Rudolstadt-Festival 2017 1 2 3 4
Freitag, 07.07.2017 Sonne glüht – Saale blüht
Nix gegen Sommer, aber man muss es ja nicht übertreiben. Wir nutzten die Musikfreizeit für eine Wanderung auf die Debrahöhe, eine Gegend, in der wir bisher noch nicht waren. Von den Gartenanlagen am Viehberg und Schweinskopf (irgendwie tierisch, die Gegend) kann man die Heidecksburg mal von der Rückseite sehen. Im rettenden, schattigen Wald fanden wir noch ein verwunschenes Waldhäuschen, das Waldbad (aus Spiegel, Badkonsole und Seifenhalter) war leider nicht in Betrieb.

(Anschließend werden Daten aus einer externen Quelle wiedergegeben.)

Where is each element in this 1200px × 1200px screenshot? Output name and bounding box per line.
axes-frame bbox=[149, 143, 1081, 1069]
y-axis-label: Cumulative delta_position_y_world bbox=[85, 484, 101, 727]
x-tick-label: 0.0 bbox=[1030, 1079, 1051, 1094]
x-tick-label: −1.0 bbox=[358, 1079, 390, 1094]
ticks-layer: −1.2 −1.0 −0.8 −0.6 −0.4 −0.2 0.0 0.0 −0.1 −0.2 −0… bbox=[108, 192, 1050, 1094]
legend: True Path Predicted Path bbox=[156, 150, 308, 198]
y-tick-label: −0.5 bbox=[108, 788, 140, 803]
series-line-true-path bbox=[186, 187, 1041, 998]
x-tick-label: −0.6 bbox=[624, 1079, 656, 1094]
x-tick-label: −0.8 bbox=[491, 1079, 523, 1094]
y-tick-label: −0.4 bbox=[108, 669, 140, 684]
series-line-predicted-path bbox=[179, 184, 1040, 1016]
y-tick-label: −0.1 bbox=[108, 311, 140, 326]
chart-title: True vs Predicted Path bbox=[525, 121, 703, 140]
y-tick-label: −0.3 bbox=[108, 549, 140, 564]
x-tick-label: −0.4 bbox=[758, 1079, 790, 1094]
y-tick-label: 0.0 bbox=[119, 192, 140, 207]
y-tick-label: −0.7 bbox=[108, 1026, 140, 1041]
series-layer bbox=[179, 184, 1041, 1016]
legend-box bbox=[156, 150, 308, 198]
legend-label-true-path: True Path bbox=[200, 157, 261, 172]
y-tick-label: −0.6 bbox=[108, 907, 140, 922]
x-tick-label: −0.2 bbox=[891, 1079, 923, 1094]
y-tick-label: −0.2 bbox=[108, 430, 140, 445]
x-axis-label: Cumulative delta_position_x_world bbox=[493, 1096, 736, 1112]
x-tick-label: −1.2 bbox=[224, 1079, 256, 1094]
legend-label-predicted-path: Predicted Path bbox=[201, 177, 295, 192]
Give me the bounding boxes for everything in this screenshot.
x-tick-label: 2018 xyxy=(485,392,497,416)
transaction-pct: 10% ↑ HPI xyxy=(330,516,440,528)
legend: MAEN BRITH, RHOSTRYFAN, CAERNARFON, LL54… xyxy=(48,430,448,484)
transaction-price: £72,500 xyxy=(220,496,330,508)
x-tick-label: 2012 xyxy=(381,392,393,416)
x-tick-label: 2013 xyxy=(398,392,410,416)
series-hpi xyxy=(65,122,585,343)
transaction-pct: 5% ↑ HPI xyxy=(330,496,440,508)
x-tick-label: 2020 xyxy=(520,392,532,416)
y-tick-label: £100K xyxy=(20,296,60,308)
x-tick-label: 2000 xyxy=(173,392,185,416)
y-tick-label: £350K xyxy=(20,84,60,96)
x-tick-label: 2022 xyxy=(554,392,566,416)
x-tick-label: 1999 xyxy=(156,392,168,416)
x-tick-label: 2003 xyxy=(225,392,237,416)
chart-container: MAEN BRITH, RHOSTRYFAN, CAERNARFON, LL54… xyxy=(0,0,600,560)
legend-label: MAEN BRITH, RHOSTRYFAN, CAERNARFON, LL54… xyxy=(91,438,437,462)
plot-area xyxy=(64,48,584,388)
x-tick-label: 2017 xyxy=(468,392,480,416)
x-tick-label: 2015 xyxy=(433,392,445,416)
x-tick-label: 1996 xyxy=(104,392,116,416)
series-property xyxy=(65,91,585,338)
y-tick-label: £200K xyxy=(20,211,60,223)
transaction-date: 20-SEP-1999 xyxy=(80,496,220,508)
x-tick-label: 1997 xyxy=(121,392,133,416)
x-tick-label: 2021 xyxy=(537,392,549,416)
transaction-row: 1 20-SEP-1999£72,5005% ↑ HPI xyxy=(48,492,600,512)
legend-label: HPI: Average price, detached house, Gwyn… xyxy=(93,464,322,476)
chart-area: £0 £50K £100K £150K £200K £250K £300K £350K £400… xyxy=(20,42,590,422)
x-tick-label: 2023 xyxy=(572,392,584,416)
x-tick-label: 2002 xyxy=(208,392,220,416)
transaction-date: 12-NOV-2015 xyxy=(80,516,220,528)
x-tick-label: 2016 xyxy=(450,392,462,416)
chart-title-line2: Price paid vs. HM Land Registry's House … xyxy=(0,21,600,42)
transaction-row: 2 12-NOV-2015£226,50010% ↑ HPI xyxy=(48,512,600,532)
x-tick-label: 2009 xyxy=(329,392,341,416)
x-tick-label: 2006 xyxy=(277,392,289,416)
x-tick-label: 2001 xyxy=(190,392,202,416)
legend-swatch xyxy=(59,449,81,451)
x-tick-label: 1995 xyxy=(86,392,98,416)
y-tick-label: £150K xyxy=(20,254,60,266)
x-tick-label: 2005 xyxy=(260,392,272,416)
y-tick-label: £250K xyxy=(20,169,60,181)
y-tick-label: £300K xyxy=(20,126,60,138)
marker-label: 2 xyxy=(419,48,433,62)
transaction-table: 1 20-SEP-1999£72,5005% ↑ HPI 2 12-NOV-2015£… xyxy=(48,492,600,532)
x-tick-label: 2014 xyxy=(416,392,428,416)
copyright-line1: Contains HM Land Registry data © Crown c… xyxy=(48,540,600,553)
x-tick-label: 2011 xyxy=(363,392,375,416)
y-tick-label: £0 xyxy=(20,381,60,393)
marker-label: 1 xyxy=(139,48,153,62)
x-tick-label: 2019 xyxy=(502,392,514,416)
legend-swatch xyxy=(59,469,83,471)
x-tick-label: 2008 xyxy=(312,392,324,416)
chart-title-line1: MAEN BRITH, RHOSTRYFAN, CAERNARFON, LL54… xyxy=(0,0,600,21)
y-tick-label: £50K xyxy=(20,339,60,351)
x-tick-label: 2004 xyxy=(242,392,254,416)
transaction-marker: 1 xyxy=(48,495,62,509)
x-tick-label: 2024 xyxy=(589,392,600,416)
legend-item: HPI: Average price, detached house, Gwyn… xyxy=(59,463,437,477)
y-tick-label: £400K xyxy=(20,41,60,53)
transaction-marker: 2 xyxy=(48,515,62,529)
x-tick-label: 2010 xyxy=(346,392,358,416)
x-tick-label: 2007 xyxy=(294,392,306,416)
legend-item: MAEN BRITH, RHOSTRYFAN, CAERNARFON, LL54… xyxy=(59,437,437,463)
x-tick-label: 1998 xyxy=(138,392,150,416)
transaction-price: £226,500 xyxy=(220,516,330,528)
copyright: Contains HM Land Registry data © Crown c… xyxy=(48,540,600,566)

Unser erster Musikausflug am Freitag führte uns zu den Sommernachtspoeten mitten am Tag auf der Heidecksburg: ein Deutsch-Liedermacher-Projekt von Erik Manouz (www.manouz.de) mit Sarah Lesch (www.sarahlesch.de) & Cynthia Nickschas (www.cynthiaandfriends.de | Cynthia Nickschas + friends @ Facebook | Cynthia Nickschas + friends @ Youtube) + Begleitmusikband extra für das Rudolstadt Festival 2017. Sommernacht wär super gewesen, aber in der proppenvollen Burghofmittagshölle hatte es die Poesie ziemlich schwer. Wir haben sozusagen am Rande (also von den „billigen Plätzen“, die manchmal noch frei sind) den Auftritt von Cynthia Nickschas mitbekommen, eine Straßenmusik-Liedermacherin (Sängerin + Gitarre) aus Tuttlingen/Bonn. Im Unterschied zu der mir suspekten Achtsamkeits-Betroffenheits-Lyrik fand ich ihre Deutschansongs (nenn‘ ich’s mal) ganz cool, erfrischend direkt, druckvoll, energiegeladen und interessant, auch durch ihre Stimme zwischen rein & Rauch.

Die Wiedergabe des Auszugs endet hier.